Shori as Stateless

I was struck by the importance of personal relationships in the Ina legal system as well as by the way that Shori is depicted as someone without a cultural memory in Fledgling. The Ina community seems to be held together mostly through personal bonds and a shared sense of history and destiny. This focus actually started to make me uncomfortable as I was reading because it is so pervasive that the whole legal system seems to me to be based on the personal. I think this alarmed me because I realize that I subscribe to an ideology of an impartial legal system—though perhaps Butler is trying to get her readers to see those people who are persecuted by that system.

One example of personal relationships in the Ina legal structure is that the seven families who must be called to initially comprise the Council of Judgment must share a common ancestor within seven generations with both of the parties involved in the case (197-8). This basic rule seems to suggest that to judge someone you must share some connection to them. (Locke actually makes a similar point when he comments that “It is certain their laws, by virtue of any sanction they receive from the promulgated will of the legislative, reach not a stranger”) Punishment in the Ina system is also focused on breaking apart and thus destroying families—and it is this punishment and loss of familial honor that seems to be the only threat which controls the Ina relations.

Beyond this focus on personal relationships, the Ina system also made me a bit uncomfortable because its goal is described as so different from the ideals of the American system. Joel explains: “The work of the Council of Judgement is to learn the truth and then decide what to do about it within our law. It isn’t about following the laws so strictly that the guilty go unpunished or the innocent are made to suffer. It isn’t about protecting everyone’s rights. It’s about finding the truth, period, and then deciding what to do about it” (220). Joel then goes on to describe that the Ina system does not have the ‘games’ played by lawyers and other intermediaries that the human system does, and seems to think that this makes the Ina system superior. However, I remain unconvinced. Games are certainly still played—Katherine’s killing of Theodora is just one example—and while the Ina can indeed sense the truth, that doesn’t seem to be the biggest factor in the council’s decision.

In fact, Shori almost loses her case because though the truth of the events becomes apparent, she is not trusted. Thus, in the Ina legal system Shori’s lack of cultural memory (which Erik brought up in class and Butler mentions and identifies with African Americans in “The Lit Interview: Octavia Butler”) has made her an entity that cannot be trusted and therefore is not fully protected under Ina law. Shori’s treatment reminds me of Saidiya Hartman’s account of going to Ghana as a member of the Diaspora in her book Lose Your Mother. Upon reaching Ghana she finds that she is not welcomed as a lost citizen—the way that she perhaps expected to be—but rather is called “Obruni,” which means stranger. Hartman says: “Obruni forced me to acknowledge that I didn’t belong anyplace. The domain of the stranger is always an elusive elsewhere. I was born in another country, where I also felt like an alien and which in part determined why I had come to Ghana. I had grown weary of being stateless.” (98, Hartman)
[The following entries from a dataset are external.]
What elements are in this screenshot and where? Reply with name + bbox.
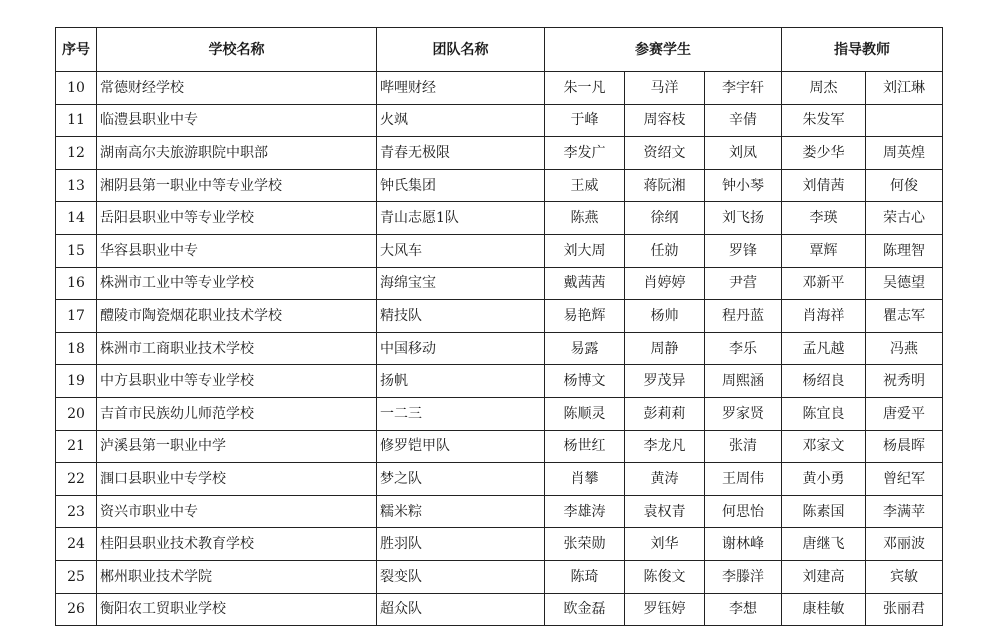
student-name: 李想 [705,593,782,626]
student-name: 袁权青 [625,495,705,528]
student-name: 罗茂异 [625,365,705,398]
school-name: 醴陵市陶瓷烟花职业技术学校 [97,300,377,333]
student-name: 何思怡 [705,495,782,528]
header-team: 团队名称 [377,28,545,72]
row-index: 14 [56,202,97,235]
student-name: 陈俊文 [625,560,705,593]
student-name: 罗锋 [705,234,782,267]
row-index: 18 [56,332,97,365]
teacher-name: 曾纪军 [866,463,943,496]
row-index: 20 [56,397,97,430]
student-name: 任勍 [625,234,705,267]
student-name: 李发广 [545,137,625,170]
school-name: 华容县职业中专 [97,234,377,267]
row-index: 24 [56,528,97,561]
student-name: 资绍文 [625,137,705,170]
school-name: 吉首市民族幼儿师范学校 [97,397,377,430]
teacher-name: 周杰 [782,72,866,105]
team-name: 修罗铠甲队 [377,430,545,463]
team-name: 扬帆 [377,365,545,398]
teacher-name: 刘倩茜 [782,169,866,202]
team-name: 大风车 [377,234,545,267]
table-row [56,202,943,235]
student-name: 蒋阮湘 [625,169,705,202]
row-index: 16 [56,267,97,300]
student-name: 刘凤 [705,137,782,170]
student-name: 张荣勋 [545,528,625,561]
student-name: 马洋 [625,72,705,105]
student-name: 陈燕 [545,202,625,235]
student-name: 杨世红 [545,430,625,463]
student-name: 周静 [625,332,705,365]
teacher-name: 瞿志军 [866,300,943,333]
student-name: 黄涛 [625,463,705,496]
school-name: 株洲市工商职业技术学校 [97,332,377,365]
student-name: 李龙凡 [625,430,705,463]
table-header-row [56,28,943,72]
teacher-name: 李瑛 [782,202,866,235]
table-row [56,430,943,463]
student-name: 刘华 [625,528,705,561]
student-name: 朱一凡 [545,72,625,105]
teacher-name: 肖海祥 [782,300,866,333]
table-row [56,234,943,267]
team-name: 中国移动 [377,332,545,365]
team-name: 钟氏集团 [377,169,545,202]
school-name: 湖南高尔夫旅游职院中职部 [97,137,377,170]
school-name: 岳阳县职业中等专业学校 [97,202,377,235]
row-index: 25 [56,560,97,593]
teacher-name: 周英煌 [866,137,943,170]
student-name: 易艳辉 [545,300,625,333]
student-name: 陈顺灵 [545,397,625,430]
student-name: 周容枝 [625,104,705,137]
teacher-name: 祝秀明 [866,365,943,398]
student-name: 王周伟 [705,463,782,496]
row-index: 21 [56,430,97,463]
table-row [56,463,943,496]
row-index: 12 [56,137,97,170]
teacher-name: 覃辉 [782,234,866,267]
teacher-name: 康桂敏 [782,593,866,626]
student-name: 肖婷婷 [625,267,705,300]
row-index: 26 [56,593,97,626]
table-row [56,365,943,398]
teacher-name: 刘建高 [782,560,866,593]
table-row [56,495,943,528]
teacher-name: 娄少华 [782,137,866,170]
student-name: 徐纲 [625,202,705,235]
header-teachers: 指导教师 [782,28,943,72]
teacher-name: 何俊 [866,169,943,202]
student-name: 钟小琴 [705,169,782,202]
table-row [56,267,943,300]
teacher-name: 邓新平 [782,267,866,300]
team-name: 哔哩财经 [377,72,545,105]
teacher-name: 刘江琳 [866,72,943,105]
teacher-name: 唐爱平 [866,397,943,430]
teacher-name: 陈理智 [866,234,943,267]
student-name: 罗钰婷 [625,593,705,626]
student-name: 陈琦 [545,560,625,593]
team-name: 超众队 [377,593,545,626]
school-name: 泸溪县第一职业中学 [97,430,377,463]
teacher-name: 杨绍良 [782,365,866,398]
team-name: 一二三 [377,397,545,430]
student-name: 周熙涵 [705,365,782,398]
table-row [56,397,943,430]
team-name: 胜羽队 [377,528,545,561]
teacher-name: 宾敏 [866,560,943,593]
student-name: 杨帅 [625,300,705,333]
team-name: 糯米粽 [377,495,545,528]
teacher-name: 陈宜良 [782,397,866,430]
student-name: 张清 [705,430,782,463]
school-name: 涠口县职业中专学校 [97,463,377,496]
table-row [56,169,943,202]
table-row [56,300,943,333]
team-name: 青山志愿1队 [377,202,545,235]
student-name: 尹营 [705,267,782,300]
team-name: 精技队 [377,300,545,333]
teacher-name: 黄小勇 [782,463,866,496]
school-name: 常德财经学校 [97,72,377,105]
student-name: 刘飞扬 [705,202,782,235]
table-row [56,593,943,626]
teacher-name: 邓丽波 [866,528,943,561]
participants-table [55,27,943,626]
student-name: 李宇轩 [705,72,782,105]
team-name: 火飒 [377,104,545,137]
teacher-name: 李满苹 [866,495,943,528]
teacher-name: 邓家文 [782,430,866,463]
teacher-name: 张丽君 [866,593,943,626]
school-name: 衡阳农工贸职业学校 [97,593,377,626]
student-name: 于峰 [545,104,625,137]
header-students: 参赛学生 [545,28,782,72]
school-name: 湘阴县第一职业中等专业学校 [97,169,377,202]
teacher-name: 陈素国 [782,495,866,528]
row-index: 17 [56,300,97,333]
teacher-name: 杨晨晖 [866,430,943,463]
student-name: 李乐 [705,332,782,365]
student-name: 彭莉莉 [625,397,705,430]
row-index: 23 [56,495,97,528]
header-school: 学校名称 [97,28,377,72]
teacher-name: 唐继飞 [782,528,866,561]
row-index: 22 [56,463,97,496]
student-name: 欧金磊 [545,593,625,626]
school-name: 桂阳县职业技术教育学校 [97,528,377,561]
student-name: 易露 [545,332,625,365]
student-name: 李雄涛 [545,495,625,528]
table-body [56,72,943,626]
teacher-name: 吴德望 [866,267,943,300]
team-name: 青春无极限 [377,137,545,170]
team-name: 海绵宝宝 [377,267,545,300]
team-name: 裂变队 [377,560,545,593]
teacher-name: 朱发军 [782,104,866,137]
teacher-name: 荣古心 [866,202,943,235]
school-name: 中方县职业中等专业学校 [97,365,377,398]
table-row [56,332,943,365]
student-name: 刘大周 [545,234,625,267]
table-row [56,528,943,561]
table-row [56,72,943,105]
student-name: 罗家贤 [705,397,782,430]
teacher-name [866,104,943,137]
student-name: 辛倩 [705,104,782,137]
student-name: 杨博文 [545,365,625,398]
school-name: 临澧县职业中专 [97,104,377,137]
table-row [56,137,943,170]
row-index: 13 [56,169,97,202]
student-name: 谢林峰 [705,528,782,561]
row-index: 10 [56,72,97,105]
row-index: 11 [56,104,97,137]
student-name: 李滕洋 [705,560,782,593]
teacher-name: 孟凡越 [782,332,866,365]
teacher-name: 冯燕 [866,332,943,365]
school-name: 郴州职业技术学院 [97,560,377,593]
row-index: 15 [56,234,97,267]
table-row [56,104,943,137]
header-index: 序号 [56,28,97,72]
table-row [56,560,943,593]
student-name: 程丹蓝 [705,300,782,333]
student-name: 戴茜茜 [545,267,625,300]
school-name: 资兴市职业中专 [97,495,377,528]
team-name: 梦之队 [377,463,545,496]
student-name: 肖攀 [545,463,625,496]
school-name: 株洲市工业中等专业学校 [97,267,377,300]
row-index: 19 [56,365,97,398]
student-name: 王威 [545,169,625,202]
This connection made me start thinking about Shori as stateless, and seeing how she is unable to fully engage with the government or law because of her otherness and lack of a cultural memory—something which she will not really be able to overcome. Again, this connection makes me reexamine by own preconceptions about the fairness of our legal system, which, like the Ina’s perhaps has more to do with truth in ideal than practice, and disadvantages many groups.